In about 5 billion years, according to the BBC, the sun is expected to expand and become a swollen star called a red giant. And 7.5 billion years in the future, its surface will be past where the Earth’s orbit is now. So, someday, the expanding sun may engulf and destroy the Earth.
Exactly how much hope we should have is a topic that’s up for debate.
A MACABRE MINDSET
There are a few interesting theories on why some people fixate on the end times.
One argument is that it’s a natural part of the human condition. “From the beginning, there’s always been an undercurrent of folks who don’t have the same existence,” Firestone says. “They’re marginalized and oppressed along class, racial or gender lines. They will always have less,” she says. “Simply put, your utopia is someone else’s dystopia.”
Another is that ancient cultures and religious groups have long embraced the end times, according to Firestone, because it helps provide a foundation to belief systems. The notion that the world is finite and there’s something else beyond this existence explains the inexplicable and keeps people on a righteous path.
And sometimes societal events can cause shifts in the way people think. On the surface, Invasion of the Body Snatchers — a 1956 movie based on a novel by Jack Finney about an extraterrestrial invasion in a fictional California town — may seem like pure entertainment and nothing more. But after being studied and researched “ad nauseum,” Firestone says, some critical scholars noted that the Cold War-era book and movie was a direct response to the anti-communist fervor and McCarthyism gripping the country.
“It’s the push-pull effect. You get pushed too far, and there’s going to be a pull back,” she says.

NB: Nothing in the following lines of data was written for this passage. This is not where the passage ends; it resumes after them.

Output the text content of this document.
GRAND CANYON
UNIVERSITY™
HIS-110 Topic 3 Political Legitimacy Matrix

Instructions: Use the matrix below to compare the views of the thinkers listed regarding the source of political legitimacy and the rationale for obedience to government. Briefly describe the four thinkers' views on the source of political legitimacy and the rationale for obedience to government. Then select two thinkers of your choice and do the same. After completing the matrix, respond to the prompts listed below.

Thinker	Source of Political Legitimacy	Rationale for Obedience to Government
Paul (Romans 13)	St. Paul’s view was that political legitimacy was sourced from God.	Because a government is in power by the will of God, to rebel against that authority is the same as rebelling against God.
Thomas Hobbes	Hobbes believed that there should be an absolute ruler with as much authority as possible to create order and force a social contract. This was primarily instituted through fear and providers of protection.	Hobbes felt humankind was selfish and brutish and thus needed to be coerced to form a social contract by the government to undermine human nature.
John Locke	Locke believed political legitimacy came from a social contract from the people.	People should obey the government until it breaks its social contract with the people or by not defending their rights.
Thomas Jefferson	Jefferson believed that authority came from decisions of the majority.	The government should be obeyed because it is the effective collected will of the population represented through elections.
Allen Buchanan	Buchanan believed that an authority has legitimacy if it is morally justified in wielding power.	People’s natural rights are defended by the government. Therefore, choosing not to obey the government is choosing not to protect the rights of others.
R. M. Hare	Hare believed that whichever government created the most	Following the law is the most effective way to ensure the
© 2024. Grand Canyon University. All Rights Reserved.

Firestone isn’t surprised that The Handmaid’s Tale, first published in 1985, was revived in 2017 as a television series streamed on Hulu. Based on the best-selling novel by Margaret Atwood, the story is set in the near future in Gilead, a totalitarian society in what used to be part of the United States. Gilead is ruled by a fundamentalist regime that treats women as property of the state, and is faced with environmental disasters and a plummeting birth rate. In a desperate attempt to repopulate a devastated world, the few remaining fertile women are forced into sexual servitude.
Firestone says The Handmaid Tale’s initial popularity and current resurgence reflects how a large number of women are concerned that the rights they’ve gained over the last few decades are being threatened by court cases and a shift in political power.
“Fiction gives us an opportunity to work through these emotions through made-up characters, giving us a safety net that it’s not really true. But maybe we can take away a few lessons,” she says. “If we’re that worried about acid rain, fight for the environment. If we see the erosion of laws that protect us, fight to save them. We don’t have to be powerless.”
Given her immersion in the world of uncertain times, how would Firestone describe her own mindset?
“Oh, I'm a very optimistic and positive person, tempered with a bit of realism,” she says. “I believe that when things are looking bad, they will eventually get better. In the end, humanity will always prevail.”